We can turn objects of type `Conversation` and `Corpus` to a dictionary with, `cha01.asdict()` and `GCSAusE.asdict()`, respectively.

A `Corpus` object can also be stored as a `.json` file:

In [8]:
GCSAusE.write_json(path = "CGSAusE.json")


Vice versa, a `Corpus` object stored as a `.json` file can be loaded back into a `Corpus` object:

In [9]:
GCSAusE_2 = sktalk.Corpus.from_json("CGSAusE.json")

The corresponding action can also be done with a `Conversation` object stored as a `.json` file:

In [10]:
cha01_2 = sktalk.Conversation.from_json(path = "CGSAusE_01.json")

## Analyzing turn-taking dynamics

When creating a `Conversation` object, a number of calculations and transformations are performed on the `Utterance` objects within.
For example, the number of words in each utterance is calculated, and stored under `Utterance.n_words`.
You can see this for a specific utterance as follows:

In [11]:
cha01.utterances[0].n_words

2

More sophisticated calculations can be performed, but do not happen automatically.
An example of this is the calculation of the Floor Transfer Offset (FTO) per utterance.
FTO is defined as the difference between the time that a turn starts, and the end of the most relevant prior turn by the other participant.
If there is overlap between these turns, the FTO is negative.
If there is a pause between these utterances, the FTO is positive.
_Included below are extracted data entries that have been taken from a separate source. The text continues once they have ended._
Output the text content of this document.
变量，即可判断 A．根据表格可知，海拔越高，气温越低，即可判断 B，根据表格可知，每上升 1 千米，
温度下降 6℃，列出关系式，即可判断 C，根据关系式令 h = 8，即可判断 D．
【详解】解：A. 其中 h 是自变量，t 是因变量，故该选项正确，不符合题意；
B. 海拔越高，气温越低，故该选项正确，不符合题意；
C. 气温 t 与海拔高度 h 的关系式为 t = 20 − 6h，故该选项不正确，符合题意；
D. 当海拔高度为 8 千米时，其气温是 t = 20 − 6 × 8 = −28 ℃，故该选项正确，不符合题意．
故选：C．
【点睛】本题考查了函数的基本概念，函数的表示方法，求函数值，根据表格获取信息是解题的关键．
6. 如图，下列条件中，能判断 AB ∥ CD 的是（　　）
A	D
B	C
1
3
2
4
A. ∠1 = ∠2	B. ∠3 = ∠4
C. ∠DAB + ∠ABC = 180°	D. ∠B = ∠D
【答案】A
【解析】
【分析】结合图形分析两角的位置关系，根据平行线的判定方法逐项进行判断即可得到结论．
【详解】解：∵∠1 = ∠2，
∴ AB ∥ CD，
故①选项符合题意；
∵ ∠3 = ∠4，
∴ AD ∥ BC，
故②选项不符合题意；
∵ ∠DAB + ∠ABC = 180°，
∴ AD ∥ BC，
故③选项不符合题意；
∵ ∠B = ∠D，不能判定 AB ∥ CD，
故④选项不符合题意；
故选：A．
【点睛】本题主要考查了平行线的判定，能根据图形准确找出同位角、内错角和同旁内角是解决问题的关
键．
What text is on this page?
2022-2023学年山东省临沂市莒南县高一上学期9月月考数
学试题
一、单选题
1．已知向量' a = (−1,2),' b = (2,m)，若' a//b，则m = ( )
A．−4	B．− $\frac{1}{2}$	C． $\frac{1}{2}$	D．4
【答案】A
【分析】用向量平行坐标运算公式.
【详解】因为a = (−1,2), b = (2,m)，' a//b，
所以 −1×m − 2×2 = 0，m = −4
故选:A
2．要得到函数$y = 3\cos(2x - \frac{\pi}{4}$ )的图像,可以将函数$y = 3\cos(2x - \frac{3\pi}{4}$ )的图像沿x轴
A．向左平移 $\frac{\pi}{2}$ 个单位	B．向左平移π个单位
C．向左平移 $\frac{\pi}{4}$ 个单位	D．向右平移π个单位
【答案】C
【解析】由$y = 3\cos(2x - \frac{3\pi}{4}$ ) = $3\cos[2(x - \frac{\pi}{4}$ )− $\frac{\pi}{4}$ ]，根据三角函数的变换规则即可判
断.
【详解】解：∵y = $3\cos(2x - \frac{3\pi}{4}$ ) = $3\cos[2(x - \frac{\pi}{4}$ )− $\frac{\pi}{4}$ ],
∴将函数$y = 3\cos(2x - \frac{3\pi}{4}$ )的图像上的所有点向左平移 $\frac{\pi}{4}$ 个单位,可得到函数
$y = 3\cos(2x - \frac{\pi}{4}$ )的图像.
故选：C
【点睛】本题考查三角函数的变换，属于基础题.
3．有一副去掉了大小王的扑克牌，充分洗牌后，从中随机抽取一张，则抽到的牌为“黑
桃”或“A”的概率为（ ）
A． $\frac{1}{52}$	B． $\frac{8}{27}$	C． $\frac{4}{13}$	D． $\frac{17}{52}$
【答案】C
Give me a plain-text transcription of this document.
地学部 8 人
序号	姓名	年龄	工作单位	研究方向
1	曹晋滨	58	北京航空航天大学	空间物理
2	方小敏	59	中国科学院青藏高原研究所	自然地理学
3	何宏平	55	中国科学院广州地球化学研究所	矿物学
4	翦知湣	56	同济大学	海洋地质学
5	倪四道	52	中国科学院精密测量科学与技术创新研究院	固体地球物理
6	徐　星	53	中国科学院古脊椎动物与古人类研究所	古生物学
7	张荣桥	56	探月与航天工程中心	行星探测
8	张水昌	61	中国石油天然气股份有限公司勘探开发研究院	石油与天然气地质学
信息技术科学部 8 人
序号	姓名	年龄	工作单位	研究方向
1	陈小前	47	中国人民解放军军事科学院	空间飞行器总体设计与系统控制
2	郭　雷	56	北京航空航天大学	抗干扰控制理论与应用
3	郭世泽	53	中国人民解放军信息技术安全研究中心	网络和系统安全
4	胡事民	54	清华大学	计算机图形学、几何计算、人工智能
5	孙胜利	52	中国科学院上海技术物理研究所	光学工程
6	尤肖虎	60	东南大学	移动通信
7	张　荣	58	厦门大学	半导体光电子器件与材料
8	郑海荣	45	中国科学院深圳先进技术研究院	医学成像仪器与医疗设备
We can calculate the FTOs of the utterances in a conversation:

In [12]:
cha01.calculate_FTO()

for utterance in cha01.utterances[:10]:
    print(f'{utterance.time} {utterance.participant} - FTO: {utterance.FTO}')

[0, 1500] S - FTO: None
[1500, 2775] S - FTO: None
[2775, 3773] S - FTO: None
[4052, 5515] H - FTO: 279
[4052, 5817] S - FTO: None
[6140, 9487] S - FTO: None
[12888, 14050] H - FTO: 3401
[14050, 17014] H - FTO: None
[17014, 18611] S - FTO: 0
[18611, 21090] H - FTO: 0


To determine which prior turn is the relevant turn for FTO calculation, the following criteria are used to find a relevant utterance prior to an utterance U:

- the relevant utterance must be by another participant
- the relevant utterance must be the most recent utterance by that participant
- the relevant utterance must have started more than a specified number of ms before the start of U. This time defaults to 200 ms, but can be changed with the `planning_buffer` argument.
- the relevant utterance must be partly or entirely within the context window. The context window is defined as 10s (or 10000ms) prior to the utterance U. The size of this window can be changed with the `window` argument.
- within the context window, there must be a maximum of 2 speakers, which can be changed to 3 with the `n_participants` argument.